In the HTTP/1.1 (1997) or HTTP/2 era, the TCP connection is made once and then stays open (Connection: Keep-Alive) for multiple requests. This greatly reduces the number of DNS lookups per HTTP request.
If the web server is configured for a sufficiently long Keep-Alive idle period, then this period is far more relevant than a short DNS TTL.
If the server dies or disconnects in the middle of a Keep-Alive, the client/browser will open a new connection, and at this point, a short DNS TTL can make sense.
(I have not investigated how this works with QUIC HTTP/3 over UDP: how often does the client/browser do a DNS lookup? But my suspicion is that it also does a DNS query only on the initial connection and then sends UDP packets to the same resolved IP address for the life of that connection, and so it behaves exactly like the TCP Keep-Alive case.)
by GuinansEyebrows
0 subcomment
- i was taught this as a matter of professional courtesy in my first job working for an ISP that did DNS hosting and ran its own DNS servers (15+ years ago). if you have a cutover scheduled, lower the TTL at $cutover_time - $current_ttl. then bring the TTL back up within a day or two in order to minimize DNS chatter. simple!
of course, as internet speeds increase and resources are cheaper to abuse, people lose sight of the downstream impacts of impatience and poor planning.
- I usually set mine to between an hour and a day, unless I'm planning to update/change them "soon" ... though I've been meaning to go from a /29 to /28 on my main server for a while, just been putting off switching all the domains/addresses over.
Maybe this weekend I'll finally get the energy up to just do it.
- I guess I'm not sure I understand the solution.

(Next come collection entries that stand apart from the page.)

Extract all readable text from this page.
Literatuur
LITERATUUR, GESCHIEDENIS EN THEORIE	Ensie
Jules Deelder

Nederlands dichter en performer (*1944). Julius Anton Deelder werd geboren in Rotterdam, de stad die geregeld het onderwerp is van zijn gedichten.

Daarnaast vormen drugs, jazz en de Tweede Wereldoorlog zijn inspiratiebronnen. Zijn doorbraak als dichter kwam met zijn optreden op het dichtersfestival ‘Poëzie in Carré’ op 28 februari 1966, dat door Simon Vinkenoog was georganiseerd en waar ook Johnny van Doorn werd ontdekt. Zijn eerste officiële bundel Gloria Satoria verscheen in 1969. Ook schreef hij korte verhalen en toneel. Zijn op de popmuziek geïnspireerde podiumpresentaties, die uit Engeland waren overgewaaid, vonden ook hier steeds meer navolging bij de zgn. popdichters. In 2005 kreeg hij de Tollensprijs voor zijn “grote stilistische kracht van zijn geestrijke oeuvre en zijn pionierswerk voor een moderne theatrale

I use a low value (idk 15 minutes maybe?) because I don't have a static ip and I don't want that to cause issues. It's just me to my home server so I'm not adding noticable traffic like a real company or something, but what am I supposed to do? Is there a way for me to send an update such that all online caches get updated without needing to wait for them to time out?
- I used to get more excited about this but even when browsers don't do a DNS prefetch (or even a complete preload) the latency for lookups is usually still so low on the list of performance impacting design decisions that it is unlikely to ever outweigh even the slightest advantages (or be worth correcting misperceived advantages) until we all switch to writing really really REALLY optimized web solutions.
- Could it be because folks set it low for initial propagation and then never change it back after they set it up.
by deceptionatd
0 subcomment
- I have mine set low on some records because I want to be able to change the IP associated with specific RTMP endpoints if a provider goes down. The client software doesn't use multiple A records even if I provide them, so I can't use that approach; and I don't always have remote admin access to the systems in question so I can't just use straight IPs or a hostfile.
by nubinetwork
1 subcomments
- > However, no one moving to a new infrastructure is going to expect clients to use the new DNS records within 1 minute, 5 minutes or 15 minutes
When you run a website that receives new POSTed information every 60 seconds, you sure do. ;)
by jurschreuder
1 subcomments
- It's because updating dns does not work reliably so it's always a lot if trail and error which you can only see after the cache updates
- I don't understand why the author doesn't consider load balancing and failover legitimate use cases for low ttl. Cause it wrecks their argument?
- I've never changed the default, Squarespace, Godaddy, Cloudflare, Porkbun, all have been an hour or so.
by effnorwood
0 subcomment
- Sometimes they need to be low if you use the values to send messages to people.
by 1970-01-01
1 subcomments
- (2019)
- DNS TTLs are a terrible method of directing traffic because you can't rely on clients to honor it.